The substantive meaning of each criterion is discussed below, along with evaluation methods. Polychoric correlations calculated with the polychoric function and significance calculated with the corci function [psych package, (Revelle, 2022)] are used to estimate relationships between items with ordinal measurement (PGS components) on a continuous latent scale. Each image is treated as a trait on the assumption that the piglets have unique pain experiences and patterns of grimace response expression. PGS components (eye, cheek, ear) are treated as different methods of measuring the same underlying concept of piglet pain (Viscardi and Turner, 2018).

CF1 measures convergent validity and establishes that multiple measures of the same trait capture a similar underlying concept. The remaining criteria all test divergent validity. To test CF1 for each correlation, we will use the following categories: non-significant, low (<0.3), moderate (0.3 to less than 0.6), and high (>0.6). Both significance and strength are relevant to establishing baseline convergent validity.

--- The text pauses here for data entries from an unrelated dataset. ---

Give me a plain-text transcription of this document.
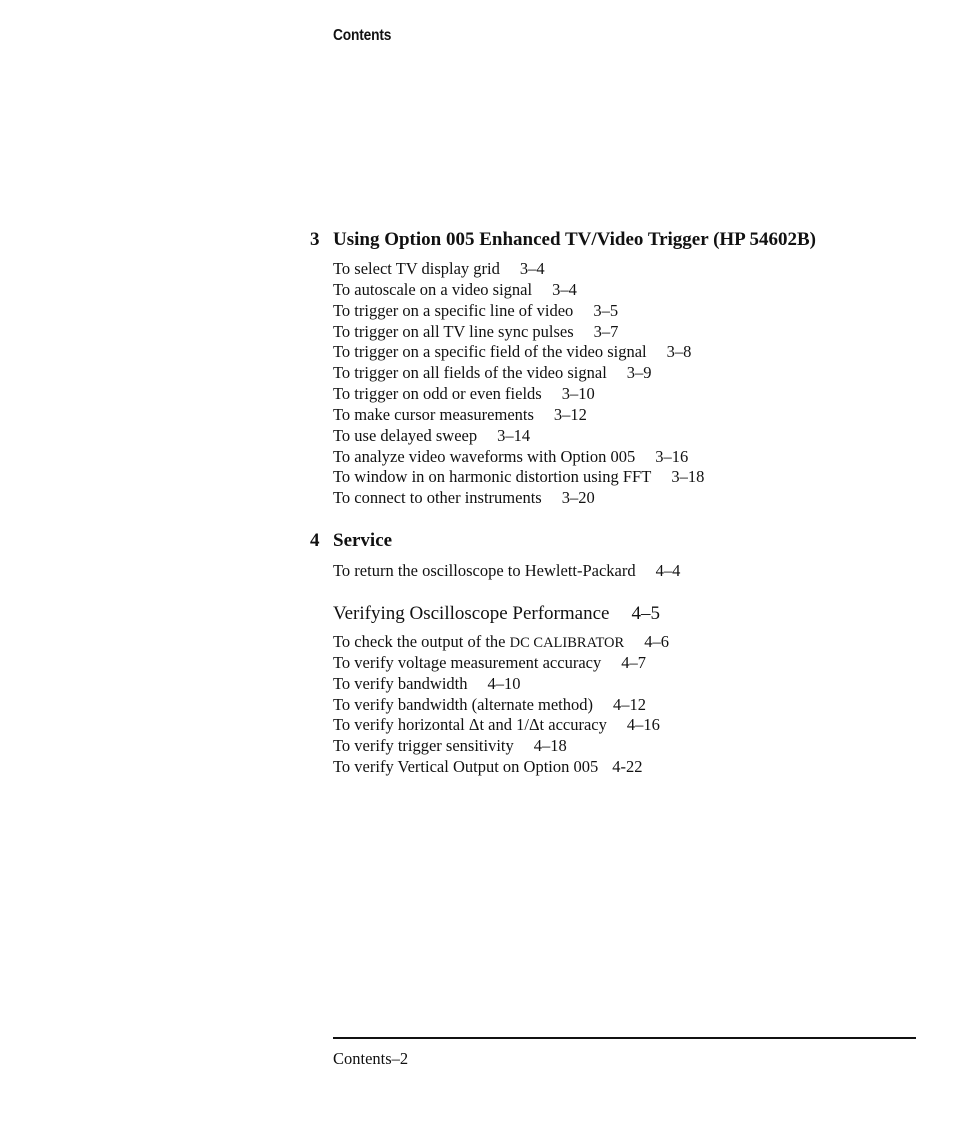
Contents
3 Using Option 005 Enhanced TV/Video Trigger (HP 54602B)
To select TV display grid 3–4
To autoscale on a video signal 3–4
To trigger on a specific line of video 3–5
To trigger on all TV line sync pulses 3–7
To trigger on a specific field of the video signal 3–8
To trigger on all fields of the video signal 3–9
To trigger on odd or even fields 3–10
To make cursor measurements 3–12
To use delayed sweep 3–14
To analyze video waveforms with Option 005 3–16
To window in on harmonic distortion using FFT 3–18
To connect to other instruments 3–20
4 Service
To return the oscilloscope to Hewlett-Packard 4–4
Verifying Oscilloscope Performance 4–5
To check the output of the DC CALIBRATOR 4–6
To verify voltage measurement accuracy 4–7
To verify bandwidth 4–10
To verify bandwidth (alternate method) 4–12
To verify horizontal Δt and 1/Δt accuracy 4–16
To verify trigger sensitivity 4–18
To verify Vertical Output on Option 005 4-22
Contents–2
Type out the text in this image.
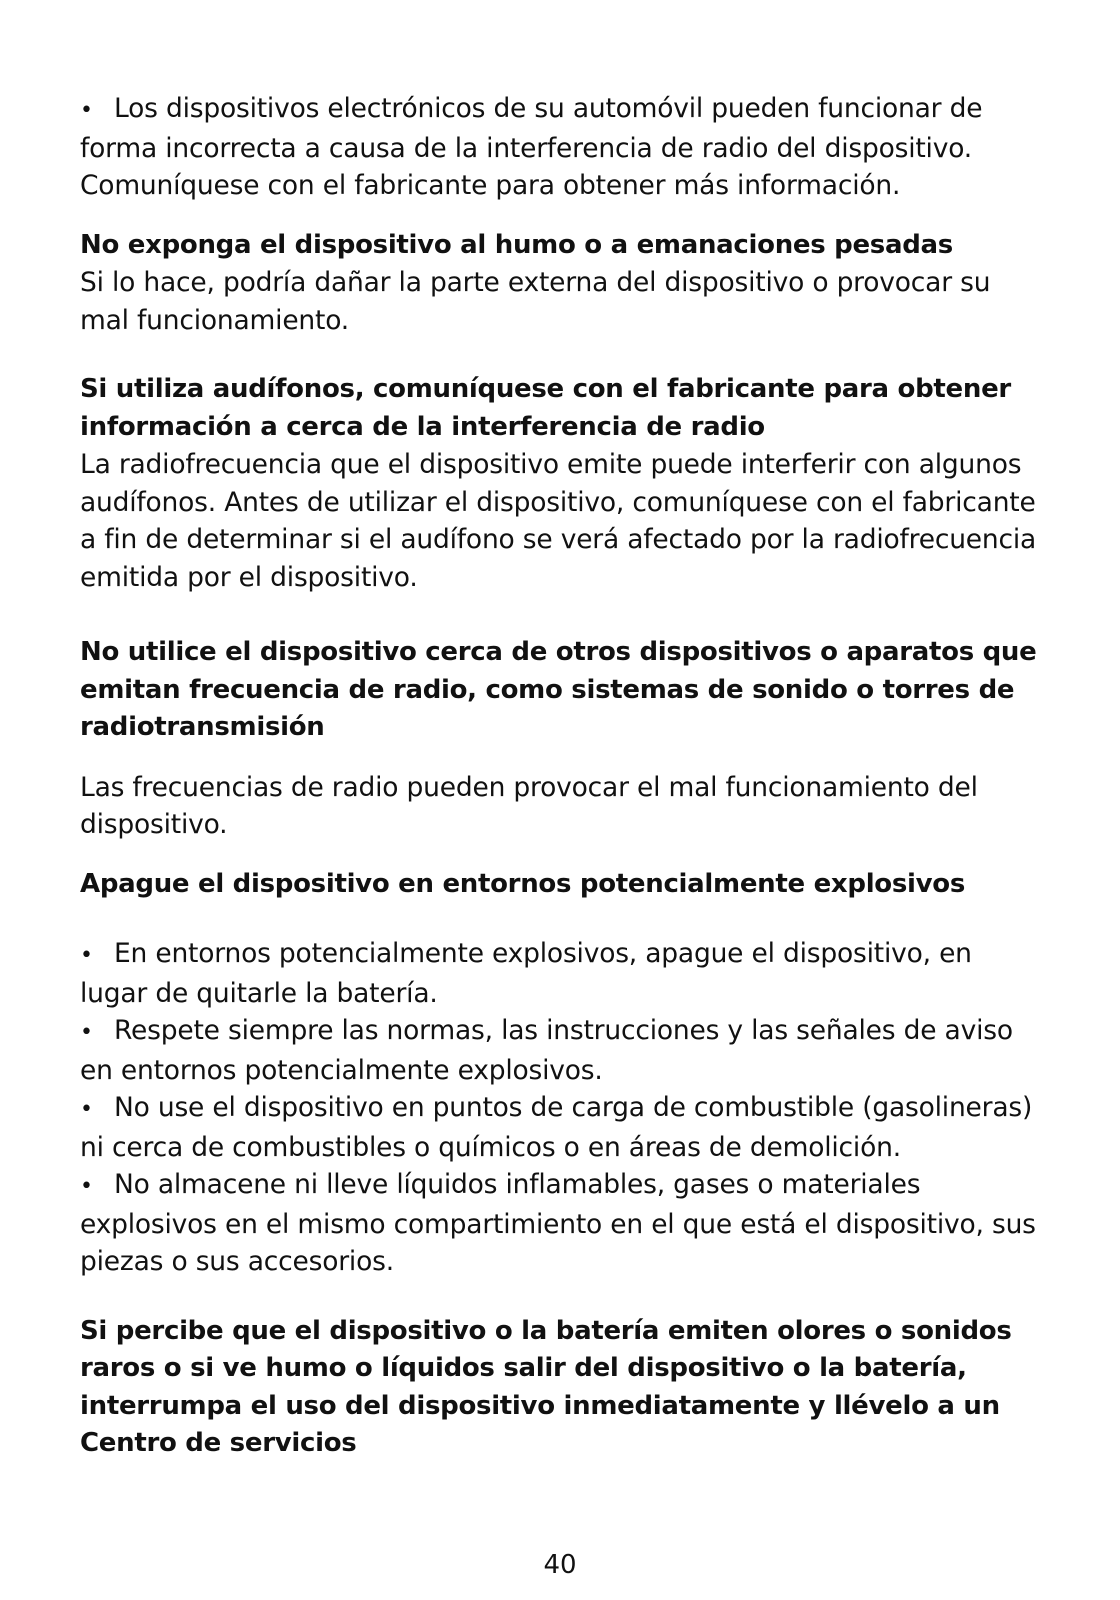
• Los dispositivos electrónicos de su automóvil pueden funcionar de forma incorrecta a causa de la interferencia de radio del dispositivo. Comuníquese con el fabricante para obtener más información.

No exponga el dispositivo al humo o a emanaciones pesadas

Si lo hace, podría dañar la parte externa del dispositivo o provocar su mal funcionamiento.

Si utiliza audífonos, comuníquese con el fabricante para obtener información a cerca de la interferencia de radio

La radiofrecuencia que el dispositivo emite puede interferir con algunos audífonos. Antes de utilizar el dispositivo, comuníquese con el fabricante a fin de determinar si el audífono se verá afectado por la radiofrecuencia emitida por el dispositivo.

No utilice el dispositivo cerca de otros dispositivos o aparatos que emitan frecuencia de radio, como sistemas de sonido o torres de radiotransmisión

Las frecuencias de radio pueden provocar el mal funcionamiento del dispositivo.

Apague el dispositivo en entornos potencialmente explosivos

• En entornos potencialmente explosivos, apague el dispositivo, en lugar de quitarle la batería.

• Respete siempre las normas, las instrucciones y las señales de aviso en entornos potencialmente explosivos.

• No use el dispositivo en puntos de carga de combustible (gasolineras) ni cerca de combustibles o químicos o en áreas de demolición.

• No almacene ni lleve líquidos inflamables, gases o materiales explosivos en el mismo compartimiento en el que está el dispositivo, sus piezas o sus accesorios.

Si percibe que el dispositivo o la batería emiten olores o sonidos raros o si ve humo o líquidos salir del dispositivo o la batería, interrumpa el uso del dispositivo inmediatamente y llévelo a un Centro de servicios

40
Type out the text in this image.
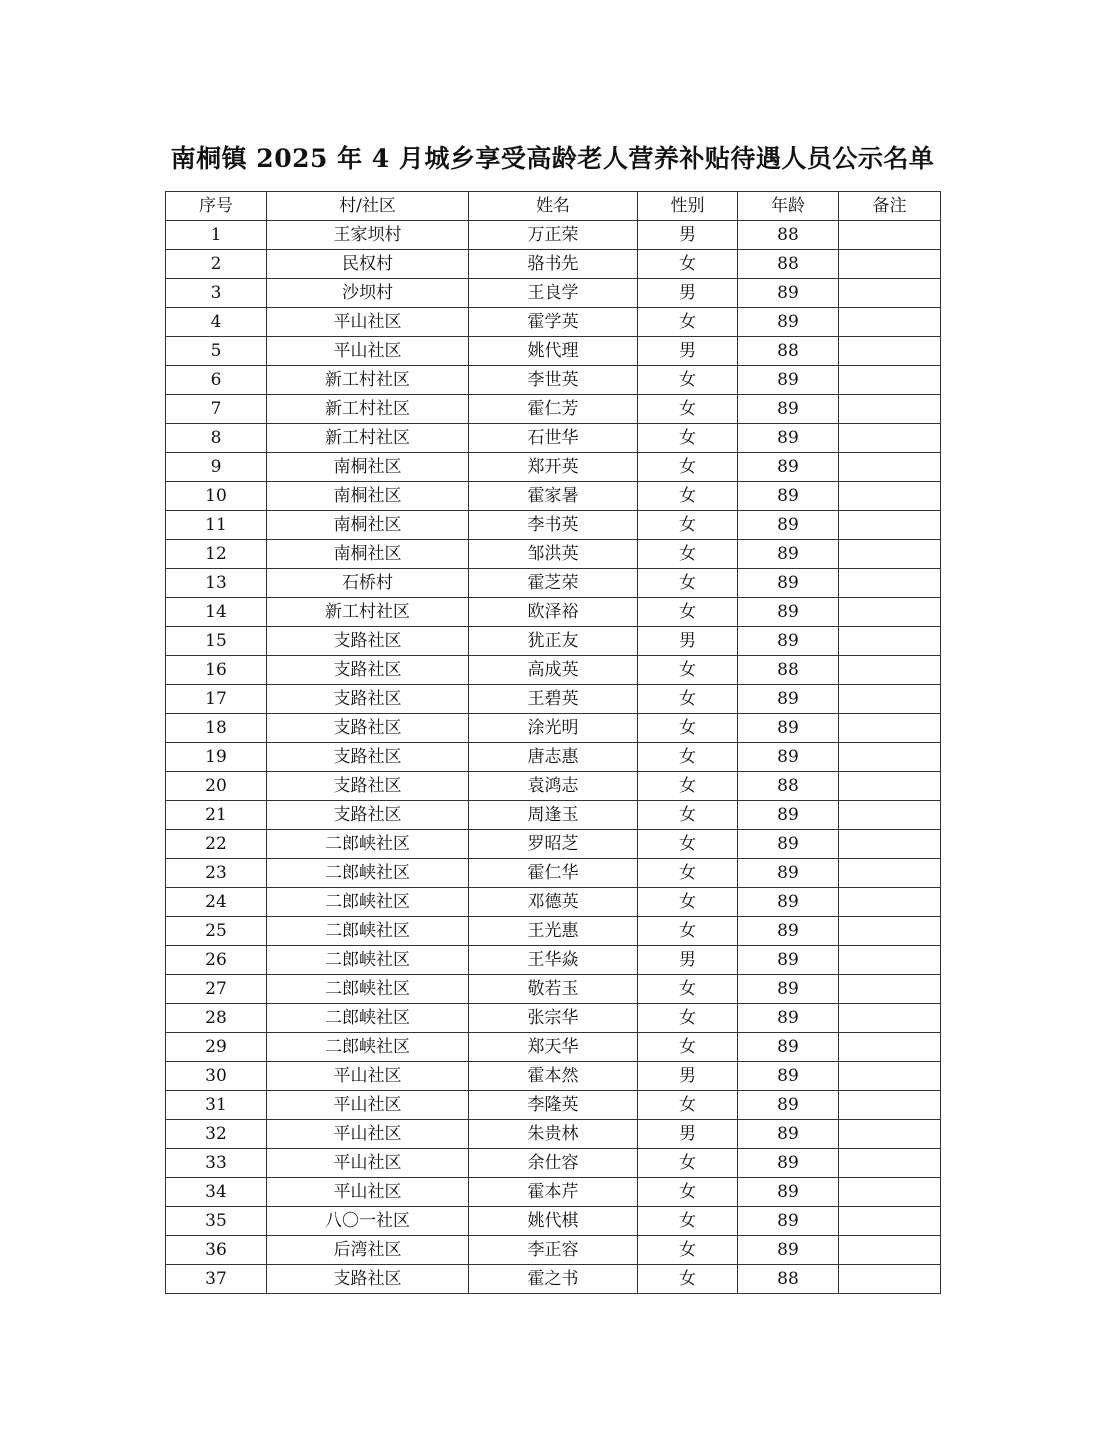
南桐镇 2025 年 4 月城乡享受高龄老人营养补贴待遇人员公示名单
序号	村/社区	姓名	性别	年龄	备注
1	王家坝村	万正荣	男	88	
2	民权村	骆书先	女	88	
3	沙坝村	王良学	男	89	
4	平山社区	霍学英	女	89	
5	平山社区	姚代理	男	88	
6	新工村社区	李世英	女	89	
7	新工村社区	霍仁芳	女	89	
8	新工村社区	石世华	女	89	
9	南桐社区	郑开英	女	89	
10	南桐社区	霍家暑	女	89	
11	南桐社区	李书英	女	89	
12	南桐社区	邹洪英	女	89	
13	石桥村	霍芝荣	女	89	
14	新工村社区	欧泽裕	女	89	
15	支路社区	犹正友	男	89	
16	支路社区	高成英	女	88	
17	支路社区	王碧英	女	89	
18	支路社区	涂光明	女	89	
19	支路社区	唐志惠	女	89	
20	支路社区	袁鸿志	女	88	
21	支路社区	周逢玉	女	89	
22	二郎峡社区	罗昭芝	女	89	
23	二郎峡社区	霍仁华	女	89	
24	二郎峡社区	邓德英	女	89	
25	二郎峡社区	王光惠	女	89	
26	二郎峡社区	王华焱	男	89	
27	二郎峡社区	敬若玉	女	89	
28	二郎峡社区	张宗华	女	89	
29	二郎峡社区	郑天华	女	89	
30	平山社区	霍本然	男	89	
31	平山社区	李隆英	女	89	
32	平山社区	朱贵林	男	89	
33	平山社区	余仕容	女	89	
34	平山社区	霍本芹	女	89	
35	八〇一社区	姚代棋	女	89	
36	后湾社区	李正容	女	89	
37	支路社区	霍之书	女	88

The remaining criteria measure different aspects of divergent validity. CF2 establishes whether the results of two ways to measure the same trait resemble each other more closely than the same methods used to measure two different traits, e.g. whether the traits are meaningfully different. This is analyzed in summary using a T-test of the difference in mean correlation between monotrait-heteromethod (MTHM) and heterotrait-heteromethod (HTHM) cells, as well as by descriptive analysis of the observed proportion of HTHM correlations in the same row and column that are less than the MTHM.

CF3 tests if relationships between items are driven primarily by substantive (trait) or technical (method) differences. This is evaluated with a T-test of difference of means between MTHM and heterotrait-monomethod (HTMM) cells.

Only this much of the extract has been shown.